Safe harbour – Temporary relief in response to COVID-19

03 April 2020

Amendment to the Corporations Act and effect

As we introduced in our last update on 23 March 2020 – Disruption – Update to Insolvency Laws, the Coronavirus Economic Response Package Omnibus Act 2020 (CERPO Act) has introduced a new section 588GAAA into the Corporations Act 2001 (Cth) to provide temporary relief to the directors of financially distressed companies in response to the COVID-19 pandemic. Companies are facing unprecedented change to their businesses and the introduction of the new temporary safe harbour provision allows time for companies to develop a survival plan without fear of director liability for insolvent trading.

The insolvent trading rules will not apply to any debts incurred in the ordinary course of business within six months commencing on 25 March 2020, or such other period prescribed by the Regulations. It will have no application or relevance to debt incurred prior to the operation of the CERPO Act.

Whilst the provision effectively places all companies in safe harbour during the six month period, it does provide that any person wishing to rely on the protection in a proceeding relating to a contravention of unlawful insolvent trading, bears an evidential burden in relation to the matters that need to be established for the protection to apply.

The new provision defines ‘evidential burden’ to mean the burden of adducing or pointing to evidence that suggests a reasonable possibility that the matter exists or does not exist. Directors will need to evidence that the debt in question was incurred in the ordinary course of business and within the six months commencing on 25 March 2020, or such other period prescribed by the Regulations.

Similar provisions apply to holding companies and their subsidiaries, save for:

  • The holding company will need to show that it has taken reasonable steps to ensure the temporary safe harbour provision applies to each of the directors of the subsidiaries and to the relevant debt that is being incurred; and
  • The evidential burden rests with the holding company.

‘Ordinary course of business’ and ‘new’ debt

One of the most contentious aspects of the temporary safe harbour provision will be that relating to the requirement that debts be incurred ‘in the ordinary course of business’. That phrase has not been defined and has been the subject of considerable dispute and litigation in other contexts. It is not clear as to exactly what debts are considered to be incurred in the ‘ordinary course of business’, especially in these unprecedented times.

The temporary safe harbour protection is concerned with the incurring of new debt and not a company’s current creditor position. A director is taken to incur a debt in the ‘ordinary course of business’ if it is necessary to facilitate the continuation of the business during the six month period.

The Explanatory Memorandum for the Bill provides the following examples:

  • A director taking out a loan to move some business operations online; or
  • Debts incurred through continuing to pay employees during the COVID-19 pandemic.
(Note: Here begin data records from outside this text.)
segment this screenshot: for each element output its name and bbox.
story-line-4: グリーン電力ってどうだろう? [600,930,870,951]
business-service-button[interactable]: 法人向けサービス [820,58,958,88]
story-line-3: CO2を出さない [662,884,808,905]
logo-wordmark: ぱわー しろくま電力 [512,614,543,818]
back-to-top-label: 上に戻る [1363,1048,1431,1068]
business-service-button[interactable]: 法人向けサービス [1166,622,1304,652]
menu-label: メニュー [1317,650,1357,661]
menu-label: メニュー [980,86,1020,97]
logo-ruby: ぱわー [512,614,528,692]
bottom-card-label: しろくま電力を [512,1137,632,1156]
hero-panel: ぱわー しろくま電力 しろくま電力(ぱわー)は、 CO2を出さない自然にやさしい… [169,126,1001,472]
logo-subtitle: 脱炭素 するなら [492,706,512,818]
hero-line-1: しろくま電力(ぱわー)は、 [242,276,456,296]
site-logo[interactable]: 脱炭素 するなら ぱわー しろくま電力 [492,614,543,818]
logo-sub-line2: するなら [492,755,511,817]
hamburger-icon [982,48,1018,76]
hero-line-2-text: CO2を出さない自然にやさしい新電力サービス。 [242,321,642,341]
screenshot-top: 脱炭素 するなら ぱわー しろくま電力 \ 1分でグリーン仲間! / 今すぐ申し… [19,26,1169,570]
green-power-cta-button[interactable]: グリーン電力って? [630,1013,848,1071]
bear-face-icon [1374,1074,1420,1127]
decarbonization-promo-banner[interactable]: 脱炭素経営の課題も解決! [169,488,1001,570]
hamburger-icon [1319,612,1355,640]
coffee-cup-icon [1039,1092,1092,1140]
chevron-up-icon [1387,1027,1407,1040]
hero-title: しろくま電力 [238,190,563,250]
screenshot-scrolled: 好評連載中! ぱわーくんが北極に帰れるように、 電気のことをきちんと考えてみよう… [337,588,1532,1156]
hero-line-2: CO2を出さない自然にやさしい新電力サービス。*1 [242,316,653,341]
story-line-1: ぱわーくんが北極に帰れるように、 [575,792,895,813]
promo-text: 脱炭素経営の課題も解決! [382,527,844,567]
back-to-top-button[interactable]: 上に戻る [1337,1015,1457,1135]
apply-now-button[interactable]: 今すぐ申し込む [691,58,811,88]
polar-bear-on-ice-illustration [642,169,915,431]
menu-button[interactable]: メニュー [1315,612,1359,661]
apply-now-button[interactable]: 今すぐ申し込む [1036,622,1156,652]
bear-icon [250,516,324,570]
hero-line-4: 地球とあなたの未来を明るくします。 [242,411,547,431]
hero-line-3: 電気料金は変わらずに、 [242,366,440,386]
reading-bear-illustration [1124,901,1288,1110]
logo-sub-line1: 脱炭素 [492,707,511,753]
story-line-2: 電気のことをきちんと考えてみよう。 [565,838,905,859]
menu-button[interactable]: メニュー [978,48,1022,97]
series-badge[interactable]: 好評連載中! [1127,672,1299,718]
Directors should therefore:

  • Develop an understanding of the debts being incurred to ensure that they are likely to be considered as having been incurred in the ordinary course of business; and
  • Document those views and assessments so that the evidential burden referred to above can be discharged.

Other duties to continue

The temporary relief of the new safe harbour provision does not affect the other duties and potential liabilities of directors. These include:

  • Act in good faith in the best interest of the company and for a proper purpose;
  • Act with due care, skill and diligence;
  • Not use their position as director, officer or employee to gain an advantage for themselves or someone else, or cause detriment to the company;
  • Not use information gained as a director, officer or employee to gain an advantage for themselves or someone else, or cause detriment to the company.

To manage these risks, directors should consider implementing the same type of measures contemplated by the existing safe harbour regime including:

  • Develop a course of action that involves actively taking steps to move towards a definite plan to improve the company’s financial position;
  • Seek appropriate advice from an appropriately qualified advisor, and ensure that the advisor is provided with sufficient information to advise on possible courses of action;
  • Take appropriate steps to prevent any misconduct by officers or employees of the company that could adversely affect the company’s ability to pay all its debts;
  • Ensure that the company is keeping appropriate financial records consistent with the size and nature of the company;
  • Review the current level of bank lending facilities and the ability to access additional funding if required; and
  • Develop and implement a restructure plan.

It must be understood that the automatic 6 month safe harbour from personal liability for insolvent trading will not save companies from financial distress. The need to carefully consider then implement a restructuring plan for the company, (despite automatic personal protection for the directors), remains.